The bill stacks ambitious operational targets atop limited funding and administrative authorities, creating a central implementation challenge. Reprogramming up to 15% of hazardous-fuels funds and a modest dedicated pot for the Collaborative Program are meaningful but likely insufficient alone to meet the statutory 10% year-over-year acreage increases; success will depend on sustained appropriations, large-scale partner buy-in, and rapid workforce expansion.
The Congressional cap language inside the Collaborative Program—$20 million total a year with only up to $10 million drawn from the reprogrammed pool—signals that agencies will need other funding sources to fully capitalize the program, which is not guaranteed.
The bill improves legal scaffolding for partner-led burns by extending FTCA-style coverage to covered non-Federal cooperators, but implementation raises unresolved questions. The precise scope of ‘direct supervision’ and the drafting of contractual protections will matter for insurers, partners, and DOJ claim exposure.
The annual reimbursement mechanism for claims shifts fiscal risk to the appropriations process; absent timely funding requests and appropriations, agencies could face claim liabilities that outstrip available budgets.

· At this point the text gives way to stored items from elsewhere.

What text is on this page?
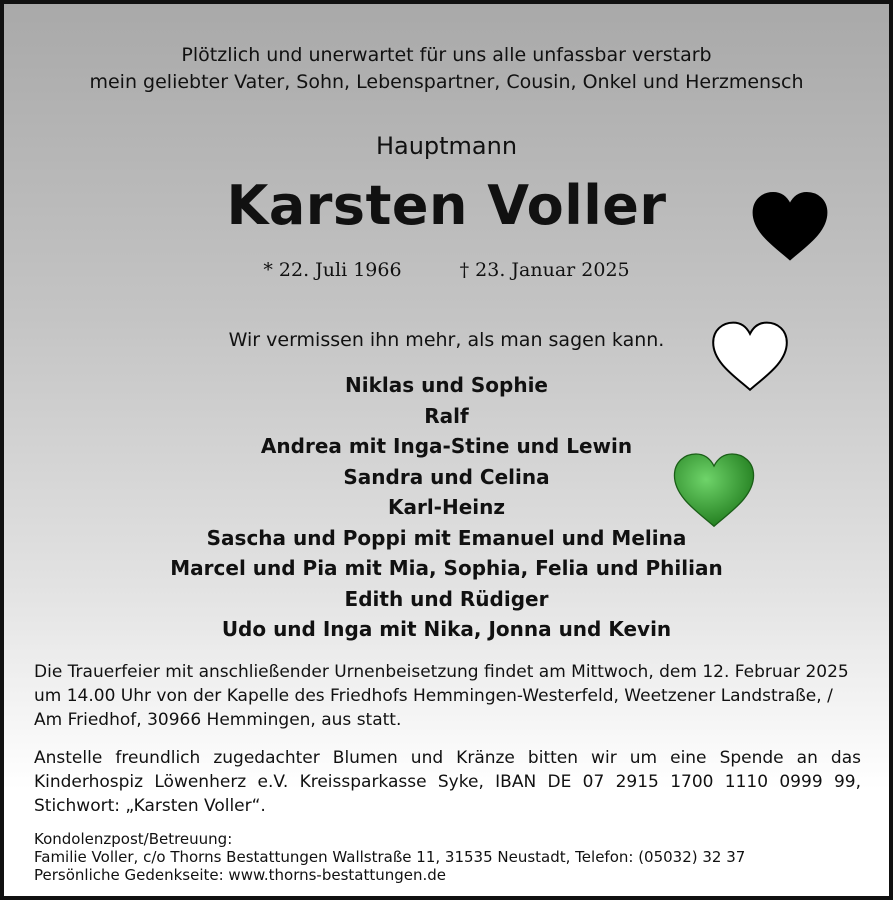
Plötzlich und unerwartet für uns alle unfassbar verstarb
mein geliebter Vater, Sohn, Lebenspartner, Cousin, Onkel und Herzmensch
Hauptmann
Karsten Voller
* 22. Juli 1966	† 23. Januar 2025
Wir vermissen ihn mehr, als man sagen kann.
Niklas und Sophie
Ralf
Andrea mit Inga-Stine und Lewin
Sandra und Celina
Karl-Heinz
Sascha und Poppi mit Emanuel und Melina
Marcel und Pia mit Mia, Sophia, Felia und Philian
Edith und Rüdiger
Udo und Inga mit Nika, Jonna und Kevin

Die Trauerfeier mit anschließender Urnenbeisetzung findet am Mittwoch, dem 12. Februar 2025 um 14.00 Uhr von der Kapelle des Friedhofs Hemmingen-Westerfeld, Weetzener Landstraße, / Am Friedhof, 30966 Hemmingen, aus statt.

Anstelle freundlich zugedachter Blumen und Kränze bitten wir um eine Spende an das Kinderhospiz Löwenherz e.V. Kreissparkasse Syke, IBAN DE 07 2915 1700 1110 0999 99, Stichwort: „Karsten Voller“.

Kondolenzpost/Betreuung:
Familie Voller, c/o Thorns Bestattungen Wallstraße 11, 31535 Neustadt, Telefon: (05032) 32 37
Persönliche Gedenkseite: www.thorns-bestattungen.de
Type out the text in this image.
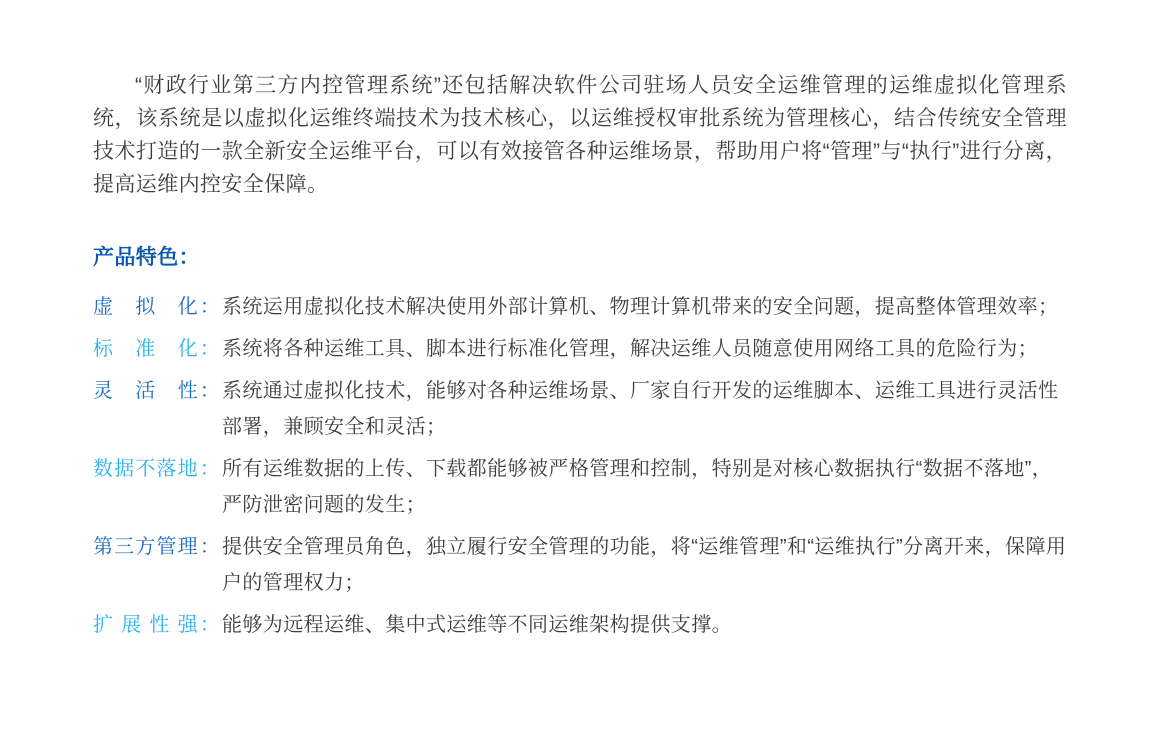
“财政行业第三方内控管理系统”还包括解决软件公司驻场人员安全运维管理的运维虚拟化管理系统，该系统是以虚拟化运维终端技术为技术核心，以运维授权审批系统为管理核心，结合传统安全管理技术打造的一款全新安全运维平台，可以有效接管各种运维场景，帮助用户将“管理”与“执行”进行分离，提高运维内控安全保障。

产品特色：
虚拟化 ： 系统运用虚拟化技术解决使用外部计算机、物理计算机带来的安全问题，提高整体管理效率；
标准化 ： 系统将各种运维工具、脚本进行标准化管理，解决运维人员随意使用网络工具的危险行为；
灵活性 ： 系统通过虚拟化技术，能够对各种运维场景、厂家自行开发的运维脚本、运维工具进行灵活性部署，兼顾安全和灵活；
数据不落地 ： 所有运维数据的上传、下载都能够被严格管理和控制，特别是对核心数据执行“数据不落地”，严防泄密问题的发生；
第三方管理 ： 提供安全管理员角色，独立履行安全管理的功能，将“运维管理”和“运维执行”分离开来，保障用户的管理权力；
扩展性强 ： 能够为远程运维、集中式运维等不同运维架构提供支撑。
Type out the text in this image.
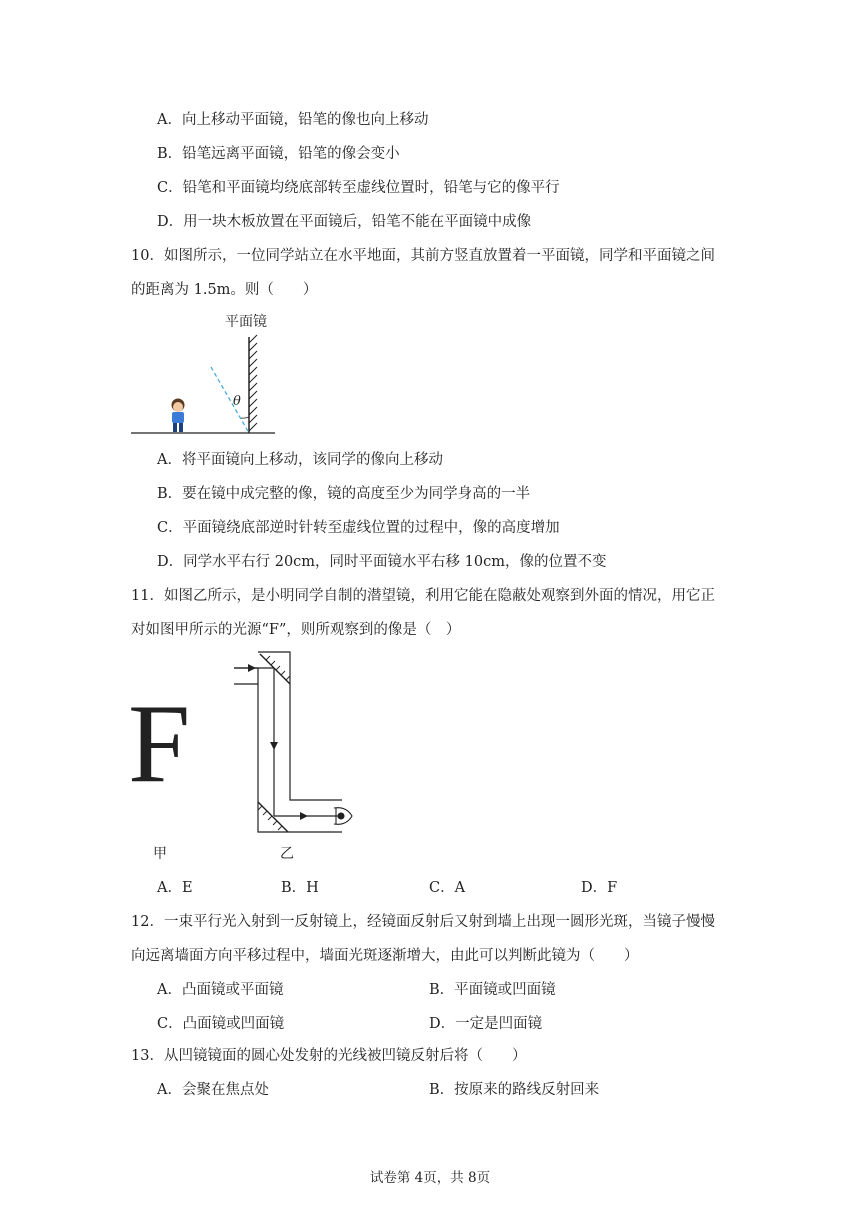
A．向上移动平面镜，铅笔的像也向上移动
B．铅笔远离平面镜，铅笔的像会变小
C．铅笔和平面镜均绕底部转至虚线位置时，铅笔与它的像平行
D．用一块木板放置在平面镜后，铅笔不能在平面镜中成像
10．如图所示，一位同学站立在水平地面，其前方竖直放置着一平面镜，同学和平面镜之间
的距离为 1.5m。则（　　）
平面镜
θ
A．将平面镜向上移动，该同学的像向上移动
B．要在镜中成完整的像，镜的高度至少为同学身高的一半
C．平面镜绕底部逆时针转至虚线位置的过程中，像的高度增加
D．同学水平右行 20cm，同时平面镜水平右移 10cm，像的位置不变
11．如图乙所示，是小明同学自制的潜望镜，利用它能在隐蔽处观察到外面的情况，用它正
对如图甲所示的光源“F”，则所观察到的像是（　）
F
甲	乙
A．E	B．H	C．A	D．F
12．一束平行光入射到一反射镜上，经镜面反射后又射到墙上出现一圆形光斑，当镜子慢慢
向远离墙面方向平移过程中，墙面光斑逐渐增大，由此可以判断此镜为（　　）
A．凸面镜或平面镜	B．平面镜或凹面镜
C．凸面镜或凹面镜	D．一定是凹面镜
13．从凹镜镜面的圆心处发射的光线被凹镜反射后将（　　）
A．会聚在焦点处	B．按原来的路线反射回来
试卷第 4页，共 8页
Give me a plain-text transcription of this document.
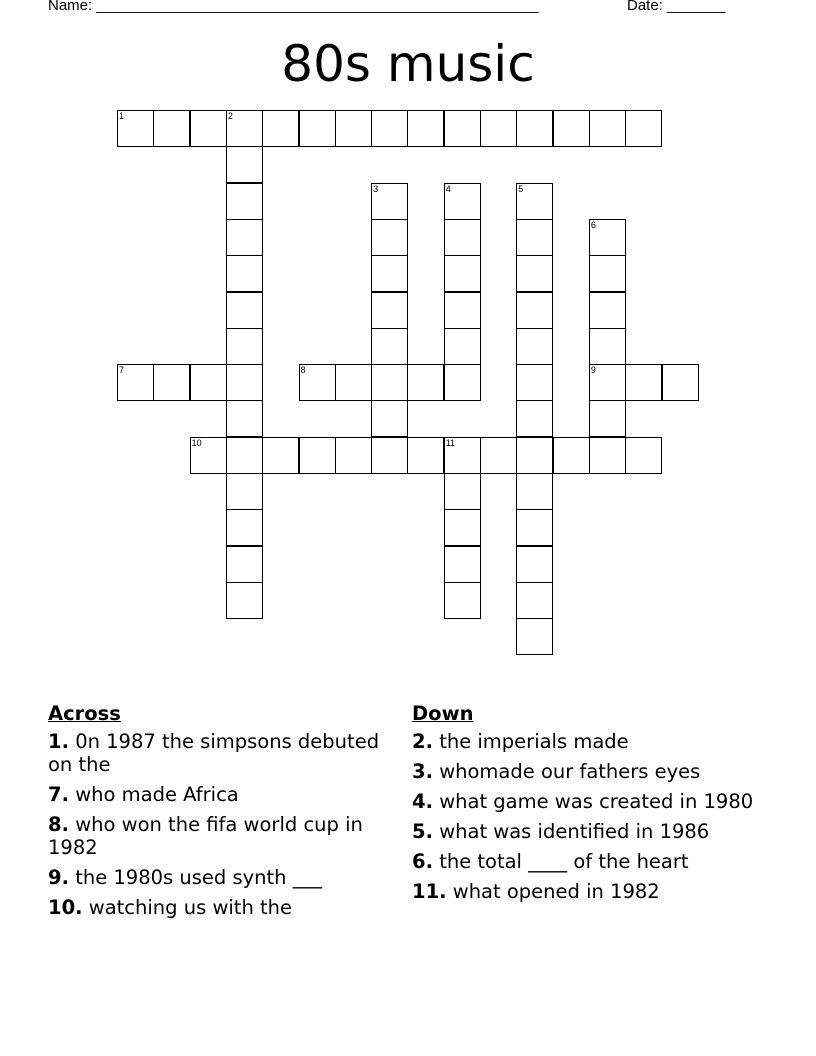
Name: _____________________________________________________	Date: _______
80s music
1	2
3	4	5
6
7	8	9
10	11
Across
1. 0n 1987 the simpsons debuted on the
7. who made Africa
8. who won the fifa world cup in 1982
9. the 1980s used synth ___
10. watching us with the
Down
2. the imperials made
3. whomade our fathers eyes
4. what game was created in 1980
5. what was identified in 1986
6. the total ____ of the heart
11. what opened in 1982
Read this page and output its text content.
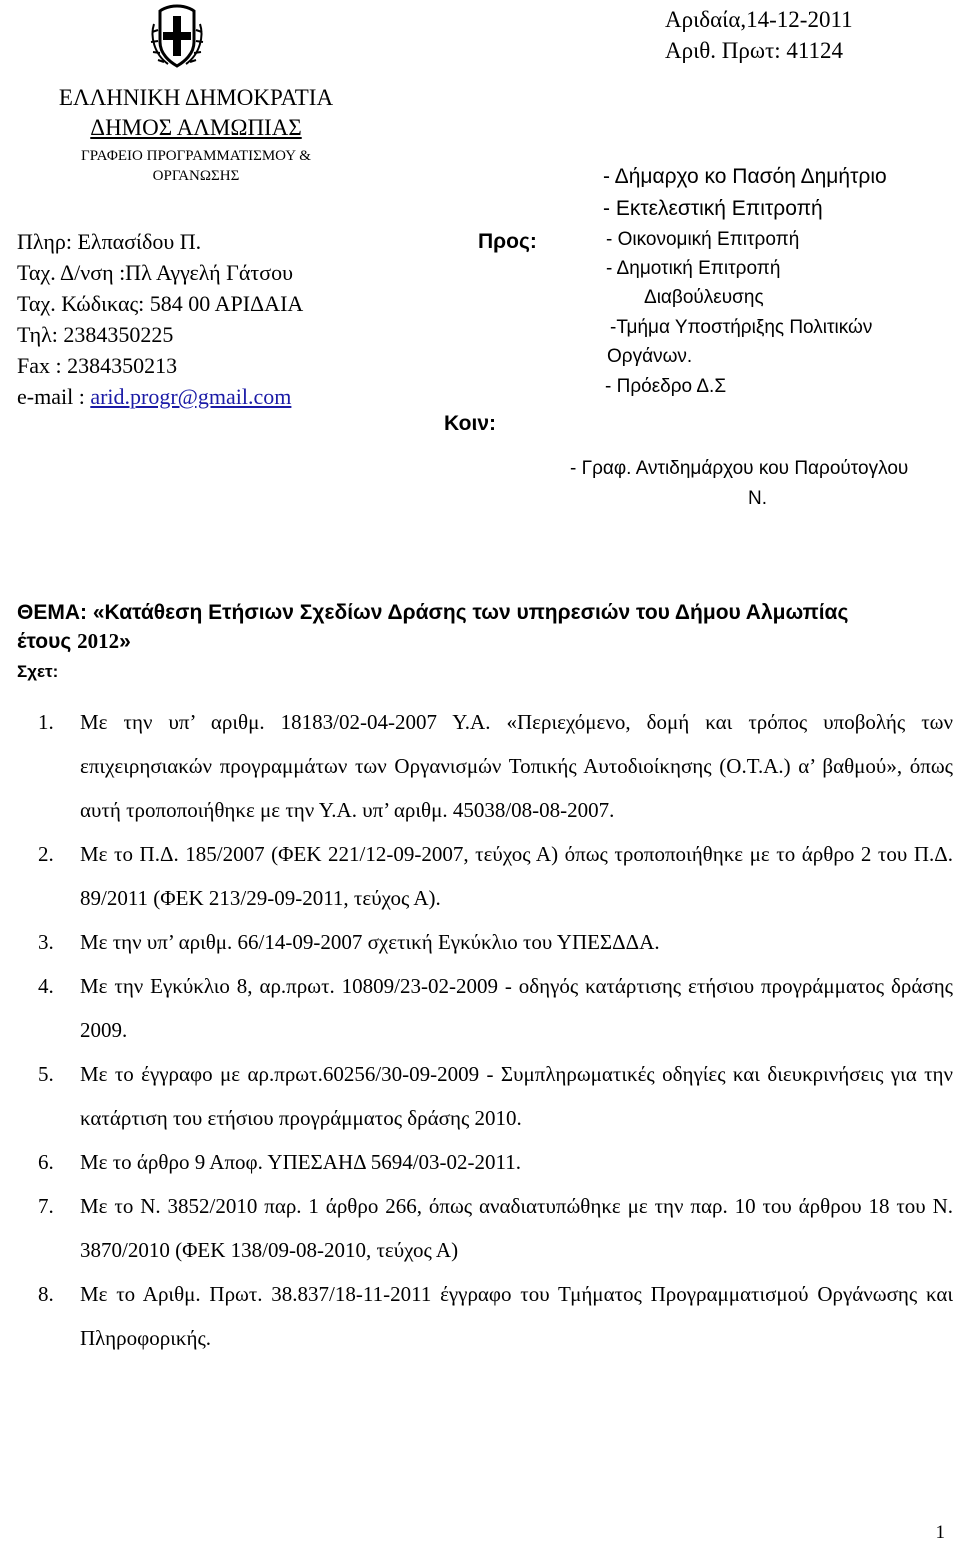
ΕΛΛΗΝΙΚΗ ΔΗΜΟΚΡΑΤΙΑ
ΔΗΜΟΣ ΑΛΜΩΠΙΑΣ
ΓΡΑΦΕΙΟ ΠΡΟΓΡΑΜΜΑΤΙΣΜΟΥ &
ΟΡΓΑΝΩΣΗΣ
Πληρ: Ελπασίδου Π.
Ταχ. Δ/νση :Πλ Αγγελή Γάτσου
Ταχ. Κώδικας: 584 00 ΑΡΙΔΑΙΑ
Τηλ: 2384350225
Fax : 2384350213
e-mail : arid.progr@gmail.com
Αριδαία,14-12-2011
Αριθ. Πρωτ: 41124
Προς:
Κοιν:
- Δήμαρχο κο Πασόη Δημήτριο
- Εκτελεστική Επιτροπή
- Οικονομική Επιτροπή
- Δημοτική Επιτροπή
Διαβούλευσης
-Τμήμα Υποστήριξης Πολιτικών
Οργάνων.
- Πρόεδρο Δ.Σ
- Γραφ. Αντιδημάρχου κου Παρούτογλου
Ν.
ΘΕΜΑ: «Κατάθεση Ετήσιων Σχεδίων Δράσης των υπηρεσιών του Δήμου Αλμωπίας
έτους 2012»
Σχετ:
1.	Με την υπ’ αριθμ. 18183/02-04-2007 Υ.Α. «Περιεχόμενο, δομή και τρόπος υποβολής των επιχειρησιακών προγραμμάτων των Οργανισμών Τοπικής Αυτοδιοίκησης (Ο.Τ.Α.) α’ βαθμού», όπως αυτή τροποποιήθηκε με την Υ.Α. υπ’ αριθμ. 45038/08-08-2007.
2.	Με το Π.Δ. 185/2007 (ΦΕΚ 221/12-09-2007, τεύχος Α) όπως τροποποιήθηκε με το άρθρο 2 του Π.Δ. 89/2011 (ΦΕΚ 213/29-09-2011, τεύχος Α).
3.	Με την υπ’ αριθμ. 66/14-09-2007 σχετική Εγκύκλιο του ΥΠΕΣΔΔΑ.
4.	Με την Εγκύκλιο 8, αρ.πρωτ. 10809/23-02-2009 - οδηγός κατάρτισης ετήσιου προγράμματος δράσης 2009.
5.	Με το έγγραφο με αρ.πρωτ.60256/30-09-2009 - Συμπληρωματικές οδηγίες και διευκρινήσεις για την κατάρτιση του ετήσιου προγράμματος δράσης 2010.
6.	Με το άρθρο 9 Αποφ. ΥΠΕΣΑΗΔ 5694/03-02-2011.
7.	Με το Ν. 3852/2010 παρ. 1 άρθρο 266, όπως αναδιατυπώθηκε με την παρ. 10 του άρθρου 18 του Ν. 3870/2010 (ΦΕΚ 138/09-08-2010, τεύχος Α)
8.	Με το Αριθμ. Πρωτ. 38.837/18-11-2011 έγγραφο του Τμήματος Προγραμματισμού Οργάνωσης και Πληροφορικής.
1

On air quality, the law relies heavily on State and Tribal exceptional-event demonstrations and EPA concurrence—processes that can be technical, time-consuming, and politically sensitive—so smoke-management coordination could become a chokepoint unless EPA and states scale capacity to deliver timely modeling and approvals.
Finally, the requirement to prepare landscape-scale NEPA documents to obviate future NEPA decisions is sensible in theory but will itself require up-front staff time and legal care to withstand challenge, meaning the statute may accelerate burns only after an initial heavy investment in planning.